Out of simple materials, Alicia Henry creates enigmatic, somewhat troubled characters, which reveal her interest in the complexities and the contradictions surrounding familial relationships. The artist probes societal differences and how these variations affect individual and group responses to themes of beauty, the body, and broader issues of identity. Untitled explores these themes and addresses the processes through which women navigate such issues. Henry begins each sculpture by making preparatory drawings in her home studio. After completing her sketches, she begins working across an array of materials, including cotton, felt, leather, canvas, cotton, wool, linen, plastic to name a few. The choice of material will change according to which medium Henry deems best suited to the work at hand; her treatment of these materials lends the work its emotive quality. Untitled is a sculptural blend of textiles, acrylic, and paper that renders a highly tactile object. Drooped or empty sockets replace eyes, limbs feature voids, and faces are visibly sutured, absent, or lacking expression—alluding to physical pain and psychological trauma. At the same time, these figures generate deliberate presence moving the eye across the figure through formal exercises in color, line, and material. The figure is obscured by these layers of patterned and textured materials, creating a character that is expressive through more than their face alone. The artist once read that the state of being Black in is akin to being a Cold War spy—the ever-shifting loyalties; the constant heightened awareness of your surroundings; the palpable threat of violence from the enemy (which may or may not be your own state); the coded speech. Henry’s figure orients the viewer towards this sense of constant practiced deceptions, the masks worn for so long that the distinction between who one is and who one pretends to be ceases to exist.

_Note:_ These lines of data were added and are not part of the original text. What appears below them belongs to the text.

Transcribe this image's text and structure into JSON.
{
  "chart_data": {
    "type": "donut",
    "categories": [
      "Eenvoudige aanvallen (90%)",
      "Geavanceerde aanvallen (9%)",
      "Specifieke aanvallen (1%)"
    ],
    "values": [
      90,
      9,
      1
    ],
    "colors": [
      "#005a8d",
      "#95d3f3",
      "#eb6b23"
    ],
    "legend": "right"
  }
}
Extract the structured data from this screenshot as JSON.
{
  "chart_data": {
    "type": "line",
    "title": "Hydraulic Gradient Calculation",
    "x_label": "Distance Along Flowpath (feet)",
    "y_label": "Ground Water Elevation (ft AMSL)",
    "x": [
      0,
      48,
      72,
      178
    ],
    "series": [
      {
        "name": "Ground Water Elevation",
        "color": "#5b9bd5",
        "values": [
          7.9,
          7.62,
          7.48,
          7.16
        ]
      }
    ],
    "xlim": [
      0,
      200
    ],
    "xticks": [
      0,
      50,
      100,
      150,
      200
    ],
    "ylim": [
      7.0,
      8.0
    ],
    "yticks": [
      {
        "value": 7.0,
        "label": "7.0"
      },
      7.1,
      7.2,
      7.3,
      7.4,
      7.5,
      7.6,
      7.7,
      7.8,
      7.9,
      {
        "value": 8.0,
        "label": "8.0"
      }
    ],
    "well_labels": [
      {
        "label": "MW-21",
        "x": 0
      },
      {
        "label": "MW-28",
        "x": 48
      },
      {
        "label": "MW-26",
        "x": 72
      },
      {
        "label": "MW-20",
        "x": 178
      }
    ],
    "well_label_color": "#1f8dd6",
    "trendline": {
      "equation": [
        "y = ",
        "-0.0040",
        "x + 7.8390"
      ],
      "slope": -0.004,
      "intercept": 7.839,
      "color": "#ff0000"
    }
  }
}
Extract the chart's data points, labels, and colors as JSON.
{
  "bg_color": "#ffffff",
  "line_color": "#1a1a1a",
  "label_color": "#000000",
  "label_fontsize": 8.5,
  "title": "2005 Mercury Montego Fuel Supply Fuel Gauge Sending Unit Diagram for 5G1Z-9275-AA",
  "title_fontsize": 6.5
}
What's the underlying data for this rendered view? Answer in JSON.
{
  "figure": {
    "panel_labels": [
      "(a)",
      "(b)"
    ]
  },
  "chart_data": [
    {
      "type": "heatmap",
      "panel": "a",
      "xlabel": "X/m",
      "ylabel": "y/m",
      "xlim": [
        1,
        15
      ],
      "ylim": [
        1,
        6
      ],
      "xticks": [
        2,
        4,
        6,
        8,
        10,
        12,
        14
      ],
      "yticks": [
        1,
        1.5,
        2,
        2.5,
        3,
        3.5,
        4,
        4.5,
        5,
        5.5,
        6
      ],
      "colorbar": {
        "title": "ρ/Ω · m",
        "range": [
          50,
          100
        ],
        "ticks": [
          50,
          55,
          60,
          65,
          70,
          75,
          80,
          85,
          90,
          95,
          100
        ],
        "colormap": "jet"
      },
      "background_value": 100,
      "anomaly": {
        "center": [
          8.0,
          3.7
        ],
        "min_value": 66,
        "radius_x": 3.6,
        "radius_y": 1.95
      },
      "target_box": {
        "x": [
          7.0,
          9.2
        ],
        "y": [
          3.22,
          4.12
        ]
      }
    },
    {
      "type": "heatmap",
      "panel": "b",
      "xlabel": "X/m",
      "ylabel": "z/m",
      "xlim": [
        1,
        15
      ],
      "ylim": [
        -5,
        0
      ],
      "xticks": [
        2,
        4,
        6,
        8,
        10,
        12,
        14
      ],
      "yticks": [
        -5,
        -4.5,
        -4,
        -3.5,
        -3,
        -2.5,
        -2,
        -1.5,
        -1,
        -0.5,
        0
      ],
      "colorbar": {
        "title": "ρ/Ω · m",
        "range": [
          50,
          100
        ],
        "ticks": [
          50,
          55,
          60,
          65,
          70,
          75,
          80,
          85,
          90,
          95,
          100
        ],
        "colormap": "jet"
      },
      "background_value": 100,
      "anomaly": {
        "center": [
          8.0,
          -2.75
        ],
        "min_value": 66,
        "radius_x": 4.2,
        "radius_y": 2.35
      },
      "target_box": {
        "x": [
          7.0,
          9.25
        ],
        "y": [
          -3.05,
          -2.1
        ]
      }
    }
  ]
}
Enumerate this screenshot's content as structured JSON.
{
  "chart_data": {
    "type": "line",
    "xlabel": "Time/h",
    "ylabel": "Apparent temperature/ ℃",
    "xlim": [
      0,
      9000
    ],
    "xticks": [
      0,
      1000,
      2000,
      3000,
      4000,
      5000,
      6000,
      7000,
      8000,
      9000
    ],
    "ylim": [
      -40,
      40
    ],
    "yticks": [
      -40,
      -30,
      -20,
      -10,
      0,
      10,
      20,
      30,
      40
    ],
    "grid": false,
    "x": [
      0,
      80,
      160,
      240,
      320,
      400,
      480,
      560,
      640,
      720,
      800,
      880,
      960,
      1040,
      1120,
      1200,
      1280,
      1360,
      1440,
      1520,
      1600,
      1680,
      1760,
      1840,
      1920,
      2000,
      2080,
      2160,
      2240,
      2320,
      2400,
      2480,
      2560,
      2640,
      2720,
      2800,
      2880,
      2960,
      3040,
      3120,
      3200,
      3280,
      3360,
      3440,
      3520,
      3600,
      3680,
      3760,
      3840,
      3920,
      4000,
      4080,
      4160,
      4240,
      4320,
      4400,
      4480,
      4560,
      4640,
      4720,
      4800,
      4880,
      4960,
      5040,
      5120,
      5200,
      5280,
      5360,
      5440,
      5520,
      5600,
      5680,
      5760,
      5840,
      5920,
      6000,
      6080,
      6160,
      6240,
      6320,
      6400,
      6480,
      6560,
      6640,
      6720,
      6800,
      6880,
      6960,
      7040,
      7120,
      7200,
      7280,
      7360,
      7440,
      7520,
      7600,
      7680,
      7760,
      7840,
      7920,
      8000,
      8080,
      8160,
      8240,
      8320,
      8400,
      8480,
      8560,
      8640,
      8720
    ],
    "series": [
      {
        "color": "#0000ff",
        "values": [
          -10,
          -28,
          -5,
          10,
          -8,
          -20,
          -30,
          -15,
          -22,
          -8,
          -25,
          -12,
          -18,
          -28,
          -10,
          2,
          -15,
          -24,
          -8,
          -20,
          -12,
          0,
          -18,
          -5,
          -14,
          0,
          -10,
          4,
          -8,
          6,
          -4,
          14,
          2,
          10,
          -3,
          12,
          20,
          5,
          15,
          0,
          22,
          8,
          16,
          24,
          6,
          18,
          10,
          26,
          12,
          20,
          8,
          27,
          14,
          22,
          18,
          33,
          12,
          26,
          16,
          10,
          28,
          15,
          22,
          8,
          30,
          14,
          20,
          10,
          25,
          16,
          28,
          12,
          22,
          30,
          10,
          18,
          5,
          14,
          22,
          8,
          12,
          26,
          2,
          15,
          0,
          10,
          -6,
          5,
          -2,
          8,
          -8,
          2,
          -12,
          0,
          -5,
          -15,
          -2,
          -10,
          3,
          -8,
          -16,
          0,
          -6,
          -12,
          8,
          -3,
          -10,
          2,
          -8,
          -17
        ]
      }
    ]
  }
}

Alicia Henry creates work that departs from Western ideas of portraiture, which denote a likeness or a construction of a subject. Instead, Henry’s figurative sculptures foreground the human figure in isolation, exploring metaphorical and formal connections between visibility and identity. Henry’s depictions of unidentifiable individuals are based on a range of composite references including but not limited by her own memories, African masks, paper-dolls, European clowning traditions, American minstrelsy and everyday life and events. Henry employs various techniques to make her representations including painting, collage, needlework, and leather tanning.